Changes in second-line regimen durability and continuity of care in relation to national ART guideline changes in South Africa

By  Dr Dorina Onoya  Alana Brennan  Rebecca Berhanu  Liudmyla van der Berg  Thulasizwe Buthelezi  Matthew Fox  |  | 

Introduction: Little is known about the impact of antiretroviral therapy (ART) guideline changes on the durability of second-line ART and continuity of care. This study examines predictors of early drug substitutions and treatment interruptions using a cohort analysis of HIV positive adults switched to second-line ART between January 2004 and September 2013 in Johannesburg, South Africa.

Methods: The main outcomes were having a drug substitution or treatment interruption in the first 24 months on second-line ART. Kaplan Meiers analyses and Cox proportional hazards regression were used to identify predictors of drug substitutions and treatment interruptions.

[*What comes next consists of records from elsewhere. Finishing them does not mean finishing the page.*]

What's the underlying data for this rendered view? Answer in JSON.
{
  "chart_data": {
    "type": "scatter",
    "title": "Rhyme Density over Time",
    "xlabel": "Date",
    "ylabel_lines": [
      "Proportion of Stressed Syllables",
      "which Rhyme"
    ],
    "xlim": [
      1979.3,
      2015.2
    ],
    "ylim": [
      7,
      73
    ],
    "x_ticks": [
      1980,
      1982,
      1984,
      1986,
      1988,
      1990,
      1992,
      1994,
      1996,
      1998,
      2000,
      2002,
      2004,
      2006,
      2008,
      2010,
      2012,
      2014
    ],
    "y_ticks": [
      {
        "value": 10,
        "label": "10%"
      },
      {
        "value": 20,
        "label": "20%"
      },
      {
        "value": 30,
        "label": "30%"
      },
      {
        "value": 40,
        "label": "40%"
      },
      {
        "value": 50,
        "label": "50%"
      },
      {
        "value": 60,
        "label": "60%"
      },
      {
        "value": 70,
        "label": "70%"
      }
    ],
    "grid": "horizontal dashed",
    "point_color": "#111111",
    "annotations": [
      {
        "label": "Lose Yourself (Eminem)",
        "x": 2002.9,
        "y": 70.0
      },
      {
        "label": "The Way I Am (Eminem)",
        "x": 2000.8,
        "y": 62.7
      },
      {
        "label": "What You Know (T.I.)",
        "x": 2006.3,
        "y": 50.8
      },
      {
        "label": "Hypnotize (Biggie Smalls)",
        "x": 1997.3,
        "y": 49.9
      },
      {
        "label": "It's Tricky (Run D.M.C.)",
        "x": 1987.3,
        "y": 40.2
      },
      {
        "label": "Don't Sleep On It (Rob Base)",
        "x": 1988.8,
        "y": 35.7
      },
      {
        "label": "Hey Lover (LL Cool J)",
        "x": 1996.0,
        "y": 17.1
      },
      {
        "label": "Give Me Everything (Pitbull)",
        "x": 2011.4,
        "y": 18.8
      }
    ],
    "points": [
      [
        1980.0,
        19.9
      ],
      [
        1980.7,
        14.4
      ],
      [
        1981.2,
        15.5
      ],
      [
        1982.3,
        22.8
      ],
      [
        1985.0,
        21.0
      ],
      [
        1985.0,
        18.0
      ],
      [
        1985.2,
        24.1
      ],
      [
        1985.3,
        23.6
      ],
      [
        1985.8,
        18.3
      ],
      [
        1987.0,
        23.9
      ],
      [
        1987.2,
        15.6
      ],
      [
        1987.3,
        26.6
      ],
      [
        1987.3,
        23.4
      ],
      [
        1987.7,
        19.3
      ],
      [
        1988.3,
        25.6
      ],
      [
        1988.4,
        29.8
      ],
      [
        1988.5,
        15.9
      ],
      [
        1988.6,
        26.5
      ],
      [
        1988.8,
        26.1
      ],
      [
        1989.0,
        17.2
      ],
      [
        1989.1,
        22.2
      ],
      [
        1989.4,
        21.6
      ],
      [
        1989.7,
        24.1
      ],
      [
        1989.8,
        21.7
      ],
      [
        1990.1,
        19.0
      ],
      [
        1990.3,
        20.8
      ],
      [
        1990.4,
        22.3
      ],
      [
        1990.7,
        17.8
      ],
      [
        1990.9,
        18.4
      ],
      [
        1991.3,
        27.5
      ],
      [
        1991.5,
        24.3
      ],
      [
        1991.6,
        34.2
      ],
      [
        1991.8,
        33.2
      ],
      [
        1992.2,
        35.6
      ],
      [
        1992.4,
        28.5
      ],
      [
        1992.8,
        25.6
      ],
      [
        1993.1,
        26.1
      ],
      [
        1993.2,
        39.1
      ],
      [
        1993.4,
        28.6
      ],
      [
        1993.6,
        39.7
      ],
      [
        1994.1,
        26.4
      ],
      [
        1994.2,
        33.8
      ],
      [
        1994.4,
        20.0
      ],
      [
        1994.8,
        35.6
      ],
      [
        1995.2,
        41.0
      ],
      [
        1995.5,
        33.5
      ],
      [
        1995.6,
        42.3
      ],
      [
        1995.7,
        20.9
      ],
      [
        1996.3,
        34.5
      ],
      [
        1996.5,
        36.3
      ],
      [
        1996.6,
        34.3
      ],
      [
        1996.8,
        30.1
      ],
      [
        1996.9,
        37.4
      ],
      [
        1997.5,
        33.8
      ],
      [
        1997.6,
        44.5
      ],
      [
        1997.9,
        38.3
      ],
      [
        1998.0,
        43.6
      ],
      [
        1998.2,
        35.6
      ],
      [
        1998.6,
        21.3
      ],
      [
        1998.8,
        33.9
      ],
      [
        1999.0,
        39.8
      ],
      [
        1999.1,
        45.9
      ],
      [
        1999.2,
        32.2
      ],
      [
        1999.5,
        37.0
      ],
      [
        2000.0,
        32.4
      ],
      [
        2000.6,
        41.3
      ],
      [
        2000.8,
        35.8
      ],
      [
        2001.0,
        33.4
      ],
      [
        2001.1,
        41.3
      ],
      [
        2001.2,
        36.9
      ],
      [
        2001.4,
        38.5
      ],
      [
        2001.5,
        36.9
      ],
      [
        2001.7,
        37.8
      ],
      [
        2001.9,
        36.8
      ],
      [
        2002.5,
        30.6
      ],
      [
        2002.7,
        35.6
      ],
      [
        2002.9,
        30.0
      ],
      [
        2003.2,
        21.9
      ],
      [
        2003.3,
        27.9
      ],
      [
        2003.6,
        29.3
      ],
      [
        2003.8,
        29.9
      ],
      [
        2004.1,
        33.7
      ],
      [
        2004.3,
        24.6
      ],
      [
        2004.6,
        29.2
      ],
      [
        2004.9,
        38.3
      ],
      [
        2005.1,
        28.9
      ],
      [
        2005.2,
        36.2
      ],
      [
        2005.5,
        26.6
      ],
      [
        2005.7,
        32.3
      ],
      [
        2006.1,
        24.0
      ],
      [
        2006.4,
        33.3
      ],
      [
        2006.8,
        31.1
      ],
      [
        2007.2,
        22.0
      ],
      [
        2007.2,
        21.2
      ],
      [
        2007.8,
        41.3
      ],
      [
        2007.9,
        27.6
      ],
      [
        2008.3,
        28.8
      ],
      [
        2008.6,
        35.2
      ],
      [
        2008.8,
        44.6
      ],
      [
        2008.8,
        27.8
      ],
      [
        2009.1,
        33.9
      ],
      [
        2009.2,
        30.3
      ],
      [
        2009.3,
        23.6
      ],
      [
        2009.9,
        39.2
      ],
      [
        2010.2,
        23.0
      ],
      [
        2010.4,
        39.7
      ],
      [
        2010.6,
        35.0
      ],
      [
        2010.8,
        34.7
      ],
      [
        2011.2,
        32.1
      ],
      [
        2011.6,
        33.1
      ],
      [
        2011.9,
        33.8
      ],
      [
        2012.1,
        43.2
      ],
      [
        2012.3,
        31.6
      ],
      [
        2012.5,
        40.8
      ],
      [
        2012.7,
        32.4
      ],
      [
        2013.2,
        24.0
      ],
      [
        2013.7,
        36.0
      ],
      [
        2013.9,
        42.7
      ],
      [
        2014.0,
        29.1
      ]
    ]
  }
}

Results: Of 3028 patients on second-line ART, 353 (11.7%) had a drug substitution (8.6 per 100PY, 95% CI: 7.8–9.6) and 260 (8.6%) had a treatment interruption (6.3 per 100PY, 95% CI: 5.6–7.1). While treatment interruptions decreased from 32.5 per 100PY for the 2004 cohort to 2.3 per 100PY for the 2013 cohort, the rates of drug substitutions steadily increased, peaking at an incidence of 26.7 per 100PY for the 2009 cohort and then decreased to 4.2 per 100PY in the 2011 cohort. Compared to the 2004 to 2008 cohorts, the hazard of early drug substitutions was highest among patients switched to AZT + ddI + LPVr in 2009 to 2010 (aHR 5.1, 95% CI: 3.4–7.1) but remained low over time among patients switched to TDF + 3TC/FTC + LPVr or AZT/ABC + 3TC + LPVr. The main common predictor of both treatment interruption and drug substitution was drug toxicity.

Conclusions: Our results show a rapid transition between 2004 and 2010 ART guidelines and concurrent improvements in continuity of care among second-line ART patients. Drug toxicity reporting and monitoring systems need improvements to inform timely regimen changes and ensure that patients remain in care. However, reasons for drug substitutions should be closely monitored to ensure that patients do not run out of treatment options in the future.